Anche se la vedo a malapena, mi accorgo che Asia si è seduta sul letto per infilarsi le sneakers. «Porca troia, è tardissimo» digrigna. «Come ho fatto a essere così stupida?».

«Non essere troppo severa» dico sollevandomi dal cuscino e sedendomi a gambe incrociate sul letto. «Nessuno dei due ha sentito la sveglia, quindi è anche colpa mia».

«È questo il problema» mi riprende lei. «Ieri notte non ho messo nessuna sveglia, perché ho passato l'intera serata a cazzeggiare come se oggi non dovessi lavorare. Merda...» la sento sospirare. «Ultimamente ho perso la cognizione del tempo».

«Ne parli come se fosse un male».

Asia si blocca. Nella penombra, so che mi sta guardando. «No che non è un male, ma se mi distraggo troppo finisco per fare cazzate. Cazzate che non posso permettermi».

Non dico più nulla; mi limito a scendere dal letto e ad alzare le serrande: un'ondata di luce investe la stanza, illuminando me, Asia e il letto sfatto. «Ecco» dico. «Così puoi prepararti più velocemente».

Asia mi lancia un sorriso di ringraziamento.

«Vado a farmi un caffè» dico infilandomi una maglietta. «Sicura di non volerne una tazza?».

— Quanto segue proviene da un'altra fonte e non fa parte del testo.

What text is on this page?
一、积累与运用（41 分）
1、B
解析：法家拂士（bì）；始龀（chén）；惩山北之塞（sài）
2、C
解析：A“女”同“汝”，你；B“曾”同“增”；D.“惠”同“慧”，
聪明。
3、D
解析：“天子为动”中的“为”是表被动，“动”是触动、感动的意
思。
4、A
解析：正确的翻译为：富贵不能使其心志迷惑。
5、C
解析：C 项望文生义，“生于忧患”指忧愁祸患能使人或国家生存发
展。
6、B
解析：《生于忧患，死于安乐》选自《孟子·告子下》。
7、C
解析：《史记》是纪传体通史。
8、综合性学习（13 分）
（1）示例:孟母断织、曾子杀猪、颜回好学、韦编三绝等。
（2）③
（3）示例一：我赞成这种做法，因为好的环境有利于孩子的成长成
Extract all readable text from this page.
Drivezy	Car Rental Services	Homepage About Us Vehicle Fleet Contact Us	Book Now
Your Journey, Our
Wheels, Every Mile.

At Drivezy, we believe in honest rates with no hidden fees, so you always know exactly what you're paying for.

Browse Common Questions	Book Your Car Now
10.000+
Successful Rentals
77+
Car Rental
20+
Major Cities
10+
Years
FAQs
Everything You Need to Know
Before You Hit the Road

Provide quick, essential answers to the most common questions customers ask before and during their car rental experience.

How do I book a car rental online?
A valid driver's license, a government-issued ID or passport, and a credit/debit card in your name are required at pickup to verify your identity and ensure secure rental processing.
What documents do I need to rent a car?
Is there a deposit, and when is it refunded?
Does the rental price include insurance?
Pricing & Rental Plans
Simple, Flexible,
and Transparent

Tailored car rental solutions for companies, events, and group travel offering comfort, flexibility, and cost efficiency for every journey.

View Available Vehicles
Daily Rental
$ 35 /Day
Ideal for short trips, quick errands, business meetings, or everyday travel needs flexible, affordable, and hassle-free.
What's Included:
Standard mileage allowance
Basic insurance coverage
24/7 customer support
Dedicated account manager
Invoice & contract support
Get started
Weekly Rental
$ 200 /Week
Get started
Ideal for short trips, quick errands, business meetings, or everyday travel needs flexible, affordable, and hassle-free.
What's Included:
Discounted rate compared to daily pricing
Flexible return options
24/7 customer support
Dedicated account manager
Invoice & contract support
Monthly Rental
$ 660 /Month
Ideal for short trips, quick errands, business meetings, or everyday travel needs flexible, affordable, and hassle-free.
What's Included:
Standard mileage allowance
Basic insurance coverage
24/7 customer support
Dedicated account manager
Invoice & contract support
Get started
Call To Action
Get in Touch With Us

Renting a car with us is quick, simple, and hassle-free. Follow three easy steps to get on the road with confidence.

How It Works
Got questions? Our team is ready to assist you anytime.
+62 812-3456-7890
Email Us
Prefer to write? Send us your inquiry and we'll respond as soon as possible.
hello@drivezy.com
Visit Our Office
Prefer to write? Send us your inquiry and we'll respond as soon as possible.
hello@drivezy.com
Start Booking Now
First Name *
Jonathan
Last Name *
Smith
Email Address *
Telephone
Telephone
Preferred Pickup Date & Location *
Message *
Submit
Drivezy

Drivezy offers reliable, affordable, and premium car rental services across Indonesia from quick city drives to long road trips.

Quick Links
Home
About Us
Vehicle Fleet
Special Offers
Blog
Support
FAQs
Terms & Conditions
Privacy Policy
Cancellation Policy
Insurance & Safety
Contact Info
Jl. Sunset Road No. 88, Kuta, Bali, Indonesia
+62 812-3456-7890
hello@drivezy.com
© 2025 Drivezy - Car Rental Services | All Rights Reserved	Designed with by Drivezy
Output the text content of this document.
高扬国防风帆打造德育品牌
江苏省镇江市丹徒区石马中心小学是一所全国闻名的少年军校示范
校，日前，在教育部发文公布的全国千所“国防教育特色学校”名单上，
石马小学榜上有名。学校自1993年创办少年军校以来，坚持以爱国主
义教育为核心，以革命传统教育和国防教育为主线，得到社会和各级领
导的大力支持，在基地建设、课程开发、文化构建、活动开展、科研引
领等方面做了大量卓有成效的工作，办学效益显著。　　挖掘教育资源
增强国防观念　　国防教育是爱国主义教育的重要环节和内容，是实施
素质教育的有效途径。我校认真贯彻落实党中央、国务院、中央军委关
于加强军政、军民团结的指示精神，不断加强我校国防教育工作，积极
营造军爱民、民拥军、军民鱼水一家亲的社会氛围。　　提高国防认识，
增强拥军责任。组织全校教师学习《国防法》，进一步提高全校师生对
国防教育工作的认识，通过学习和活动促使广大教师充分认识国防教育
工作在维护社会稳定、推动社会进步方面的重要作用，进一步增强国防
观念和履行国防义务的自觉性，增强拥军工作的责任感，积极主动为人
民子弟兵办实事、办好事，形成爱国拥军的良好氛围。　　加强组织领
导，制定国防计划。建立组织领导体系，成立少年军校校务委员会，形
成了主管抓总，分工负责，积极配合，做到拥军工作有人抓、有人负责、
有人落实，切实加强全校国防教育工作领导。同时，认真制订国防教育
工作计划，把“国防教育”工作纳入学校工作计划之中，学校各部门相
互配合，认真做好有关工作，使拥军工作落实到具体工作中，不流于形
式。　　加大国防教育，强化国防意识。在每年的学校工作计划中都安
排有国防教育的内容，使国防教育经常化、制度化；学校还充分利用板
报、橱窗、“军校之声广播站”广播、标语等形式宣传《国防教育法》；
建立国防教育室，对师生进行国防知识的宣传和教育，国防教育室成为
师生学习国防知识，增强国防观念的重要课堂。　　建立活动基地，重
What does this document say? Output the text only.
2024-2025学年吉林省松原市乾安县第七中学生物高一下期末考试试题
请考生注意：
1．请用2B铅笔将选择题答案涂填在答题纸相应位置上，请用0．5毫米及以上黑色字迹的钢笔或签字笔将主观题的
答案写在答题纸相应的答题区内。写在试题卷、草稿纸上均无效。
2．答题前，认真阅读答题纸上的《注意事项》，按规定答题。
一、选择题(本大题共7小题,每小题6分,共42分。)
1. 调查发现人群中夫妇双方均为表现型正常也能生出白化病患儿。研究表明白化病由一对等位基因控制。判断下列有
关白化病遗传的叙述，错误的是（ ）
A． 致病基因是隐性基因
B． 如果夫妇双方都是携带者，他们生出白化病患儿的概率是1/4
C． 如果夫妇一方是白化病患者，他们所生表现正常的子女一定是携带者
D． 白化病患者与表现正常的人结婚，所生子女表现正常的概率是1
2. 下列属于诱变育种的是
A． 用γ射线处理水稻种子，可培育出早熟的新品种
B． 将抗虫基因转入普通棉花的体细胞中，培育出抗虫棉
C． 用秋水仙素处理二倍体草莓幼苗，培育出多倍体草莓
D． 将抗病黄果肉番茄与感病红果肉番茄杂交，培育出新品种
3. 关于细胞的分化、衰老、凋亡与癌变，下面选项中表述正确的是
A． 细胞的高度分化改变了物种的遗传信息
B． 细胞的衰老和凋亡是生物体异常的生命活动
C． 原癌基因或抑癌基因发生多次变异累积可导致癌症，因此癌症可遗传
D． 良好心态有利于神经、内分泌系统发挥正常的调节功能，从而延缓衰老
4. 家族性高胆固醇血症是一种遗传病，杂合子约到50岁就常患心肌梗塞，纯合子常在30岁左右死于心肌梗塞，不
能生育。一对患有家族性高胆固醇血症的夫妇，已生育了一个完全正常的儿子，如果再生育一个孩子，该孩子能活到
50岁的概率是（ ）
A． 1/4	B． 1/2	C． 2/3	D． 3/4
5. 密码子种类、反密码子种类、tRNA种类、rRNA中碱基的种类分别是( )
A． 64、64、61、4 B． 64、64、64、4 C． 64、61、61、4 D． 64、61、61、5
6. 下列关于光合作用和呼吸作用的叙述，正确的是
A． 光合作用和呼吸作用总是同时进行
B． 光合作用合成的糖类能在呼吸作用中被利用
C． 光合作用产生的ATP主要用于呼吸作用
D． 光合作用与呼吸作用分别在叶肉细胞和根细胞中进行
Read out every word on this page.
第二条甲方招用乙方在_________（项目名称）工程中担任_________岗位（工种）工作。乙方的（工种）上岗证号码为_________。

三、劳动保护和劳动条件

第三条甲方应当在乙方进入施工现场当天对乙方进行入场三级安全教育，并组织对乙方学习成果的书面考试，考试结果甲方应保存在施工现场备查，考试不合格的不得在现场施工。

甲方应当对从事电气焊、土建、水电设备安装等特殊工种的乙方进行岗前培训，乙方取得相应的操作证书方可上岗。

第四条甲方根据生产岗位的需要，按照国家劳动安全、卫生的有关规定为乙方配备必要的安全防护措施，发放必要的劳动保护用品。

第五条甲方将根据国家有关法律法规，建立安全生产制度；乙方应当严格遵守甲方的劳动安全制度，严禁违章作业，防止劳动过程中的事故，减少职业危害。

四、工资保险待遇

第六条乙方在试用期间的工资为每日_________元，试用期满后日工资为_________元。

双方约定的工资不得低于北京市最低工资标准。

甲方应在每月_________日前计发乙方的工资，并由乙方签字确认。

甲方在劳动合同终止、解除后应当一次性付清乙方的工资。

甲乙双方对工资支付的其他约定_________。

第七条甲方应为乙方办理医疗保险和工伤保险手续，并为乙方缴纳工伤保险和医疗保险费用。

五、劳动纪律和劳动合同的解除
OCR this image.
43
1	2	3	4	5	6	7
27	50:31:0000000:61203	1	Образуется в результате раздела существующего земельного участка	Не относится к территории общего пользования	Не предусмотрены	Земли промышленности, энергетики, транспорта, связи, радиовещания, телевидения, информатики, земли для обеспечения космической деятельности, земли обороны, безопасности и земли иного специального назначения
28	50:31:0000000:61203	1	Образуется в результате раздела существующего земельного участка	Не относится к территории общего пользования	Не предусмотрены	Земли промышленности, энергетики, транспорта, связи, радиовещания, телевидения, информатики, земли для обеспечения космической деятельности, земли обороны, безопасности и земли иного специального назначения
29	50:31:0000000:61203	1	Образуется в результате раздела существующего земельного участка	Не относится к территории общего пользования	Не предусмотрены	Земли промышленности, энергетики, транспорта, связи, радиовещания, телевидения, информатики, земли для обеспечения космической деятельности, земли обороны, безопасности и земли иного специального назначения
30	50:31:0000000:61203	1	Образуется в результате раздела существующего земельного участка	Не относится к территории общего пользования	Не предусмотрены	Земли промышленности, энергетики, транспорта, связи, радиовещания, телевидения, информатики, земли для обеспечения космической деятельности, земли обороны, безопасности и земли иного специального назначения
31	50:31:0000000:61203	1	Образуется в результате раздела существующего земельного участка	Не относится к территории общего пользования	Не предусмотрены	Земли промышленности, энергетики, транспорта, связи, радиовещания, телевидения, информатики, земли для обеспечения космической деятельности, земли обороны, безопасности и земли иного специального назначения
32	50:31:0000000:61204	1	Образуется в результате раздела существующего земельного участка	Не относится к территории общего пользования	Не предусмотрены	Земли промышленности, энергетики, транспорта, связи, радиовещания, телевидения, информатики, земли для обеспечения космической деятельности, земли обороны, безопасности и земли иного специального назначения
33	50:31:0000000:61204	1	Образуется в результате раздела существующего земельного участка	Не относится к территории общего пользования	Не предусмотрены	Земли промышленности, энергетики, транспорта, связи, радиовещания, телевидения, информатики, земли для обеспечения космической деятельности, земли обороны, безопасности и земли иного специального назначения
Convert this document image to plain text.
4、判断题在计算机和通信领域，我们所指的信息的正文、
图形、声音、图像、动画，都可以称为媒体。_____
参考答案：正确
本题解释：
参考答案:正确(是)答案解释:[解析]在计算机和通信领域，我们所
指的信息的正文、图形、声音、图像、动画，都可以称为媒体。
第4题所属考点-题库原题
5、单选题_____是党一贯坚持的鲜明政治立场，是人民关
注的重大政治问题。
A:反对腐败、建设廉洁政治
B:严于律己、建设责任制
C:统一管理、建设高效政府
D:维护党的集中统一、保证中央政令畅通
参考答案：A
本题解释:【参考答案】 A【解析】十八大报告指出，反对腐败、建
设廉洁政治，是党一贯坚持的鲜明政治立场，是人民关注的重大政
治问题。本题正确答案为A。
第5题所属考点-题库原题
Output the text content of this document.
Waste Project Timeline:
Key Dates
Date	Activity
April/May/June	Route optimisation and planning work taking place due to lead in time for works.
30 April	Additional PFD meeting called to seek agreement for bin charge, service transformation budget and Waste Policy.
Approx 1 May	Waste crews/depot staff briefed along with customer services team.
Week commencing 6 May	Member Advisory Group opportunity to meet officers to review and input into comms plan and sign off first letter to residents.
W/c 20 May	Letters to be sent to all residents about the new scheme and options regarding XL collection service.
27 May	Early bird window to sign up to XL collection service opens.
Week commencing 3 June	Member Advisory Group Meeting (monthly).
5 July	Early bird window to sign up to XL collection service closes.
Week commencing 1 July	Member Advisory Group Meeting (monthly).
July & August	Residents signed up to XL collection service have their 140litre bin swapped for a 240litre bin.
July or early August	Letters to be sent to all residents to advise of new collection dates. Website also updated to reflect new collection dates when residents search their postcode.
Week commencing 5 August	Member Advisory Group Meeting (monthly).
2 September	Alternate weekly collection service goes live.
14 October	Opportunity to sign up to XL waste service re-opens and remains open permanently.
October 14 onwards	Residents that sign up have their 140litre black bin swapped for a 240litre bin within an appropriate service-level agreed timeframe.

«Sicura» mi fa lei. «Altrimenti non arrivo più». Con le scarpe allacciate e la coda che trattiene i capelli ricci, Asia si guarda allo specchio. «Spera per me che non mi facciano il culo».

«Incrocerò le dita».

Asia si avvicina e mi da' un bacio sulla guancia. «Grazie, Ollie...» dice. «E scusa se ti ho svegliato».

«Te l'ho detto, non mi hai svegliato».

«Allora scusami per quello che ti ho detto sull'aver perso la cognizione del tempo. Non vorrei che pensassi che sia colpa tua».